Member of the State Duma for Novosibirsk Oblast
- Incumbent
- Assumed office 12 October 2021
- Preceded by: Aleksandr Karelin
- Constituency: Iskitim (No. 137)

Personal details
- Born: 8 March 1986 (age 40) Novosibirsk, RSFSR, USSR
- Party: A Just Russia – For Truth
- Education: Siberian State Transport University Novosibirsk State University (MBA)
- Ice hockey player

Ice hockey career
- Height: 183 cm (6 ft 0 in)
- Weight: 89 kg (196 lb; 14 st 0 lb)
- Position: Defence
- Shot: Left
- Played for: Metallurg Novokuznetsk Amur Khabarovsk Avtomobilist Yekaterinburg HC Sibir Novosibirsk
- Playing career: 2002–2014

= Alexander Aksyonenko =

Russian ice hockey player (born 1986)

Alexander Sergeevich Aksyonenko sometimes transliterated Aksenenko (Александр Сергеевич Аксёненко; born March 8, 1986) is a Russian professional ice hockey defenceman and politician. Since 2021, he has been a deputy of the State Duma, the lower house of the Russian Parliament.

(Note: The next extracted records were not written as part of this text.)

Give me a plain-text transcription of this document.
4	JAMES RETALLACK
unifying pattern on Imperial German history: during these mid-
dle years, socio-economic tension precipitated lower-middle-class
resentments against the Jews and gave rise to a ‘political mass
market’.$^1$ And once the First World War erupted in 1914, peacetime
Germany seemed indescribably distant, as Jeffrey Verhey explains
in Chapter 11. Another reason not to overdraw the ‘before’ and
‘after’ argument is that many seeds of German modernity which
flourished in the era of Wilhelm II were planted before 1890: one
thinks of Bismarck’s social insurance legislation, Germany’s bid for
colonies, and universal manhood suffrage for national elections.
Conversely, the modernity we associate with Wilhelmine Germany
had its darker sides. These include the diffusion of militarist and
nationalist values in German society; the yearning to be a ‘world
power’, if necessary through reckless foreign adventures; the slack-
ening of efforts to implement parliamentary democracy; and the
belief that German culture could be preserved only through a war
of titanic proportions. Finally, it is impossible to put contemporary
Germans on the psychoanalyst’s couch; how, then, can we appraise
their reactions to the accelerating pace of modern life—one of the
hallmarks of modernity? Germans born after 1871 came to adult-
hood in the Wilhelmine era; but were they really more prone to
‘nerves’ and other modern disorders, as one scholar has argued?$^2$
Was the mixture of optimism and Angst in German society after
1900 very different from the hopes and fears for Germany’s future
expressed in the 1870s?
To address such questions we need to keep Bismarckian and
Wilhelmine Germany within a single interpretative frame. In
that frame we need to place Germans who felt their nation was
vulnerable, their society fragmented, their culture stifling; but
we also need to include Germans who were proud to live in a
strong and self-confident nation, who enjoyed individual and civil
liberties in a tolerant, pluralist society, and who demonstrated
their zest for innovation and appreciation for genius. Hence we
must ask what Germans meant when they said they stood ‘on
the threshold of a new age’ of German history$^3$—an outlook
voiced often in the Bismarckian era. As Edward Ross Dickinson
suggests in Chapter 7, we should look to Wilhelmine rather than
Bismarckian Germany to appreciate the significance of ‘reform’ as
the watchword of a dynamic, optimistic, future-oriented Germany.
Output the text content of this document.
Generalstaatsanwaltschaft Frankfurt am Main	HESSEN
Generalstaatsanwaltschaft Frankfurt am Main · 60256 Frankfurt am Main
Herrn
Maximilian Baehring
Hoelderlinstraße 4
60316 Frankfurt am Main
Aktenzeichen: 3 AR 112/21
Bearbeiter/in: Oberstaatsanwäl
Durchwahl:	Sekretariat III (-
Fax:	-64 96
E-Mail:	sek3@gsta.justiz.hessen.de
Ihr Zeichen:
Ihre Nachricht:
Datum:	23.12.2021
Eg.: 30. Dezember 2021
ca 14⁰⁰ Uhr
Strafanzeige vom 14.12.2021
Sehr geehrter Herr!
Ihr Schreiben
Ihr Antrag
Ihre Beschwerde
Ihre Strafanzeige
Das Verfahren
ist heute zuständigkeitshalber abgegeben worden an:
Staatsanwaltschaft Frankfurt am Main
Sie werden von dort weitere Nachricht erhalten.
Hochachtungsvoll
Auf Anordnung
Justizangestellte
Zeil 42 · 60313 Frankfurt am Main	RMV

He made his Kontinental Hockey League (KHL) debut playing with Amur Khabarovsk during the 2008–09 KHL season.

== Early Life and Sports Career ==
Alexander Sergeyevich Aksenenko was born on 8 March 1986 in Novosibirsk, USSR. From an early age, he showed a strong interest in ice hockey and devoted himself to the sport. Alexander ended his playing career in 2013, although he still had an active contract with the Novokuznetsk hockey club Metallurg.

== Work in the State Duma ==
After retiring from professional sports, Alexander Aksenenko remained actively involved in public life. In 2021, he became a member of the 8th State Duma of the Federal Assembly of the Russian Federation. He was elected from constituency No. 137, representing the Iskitim District and part of the Novosibirsk Region.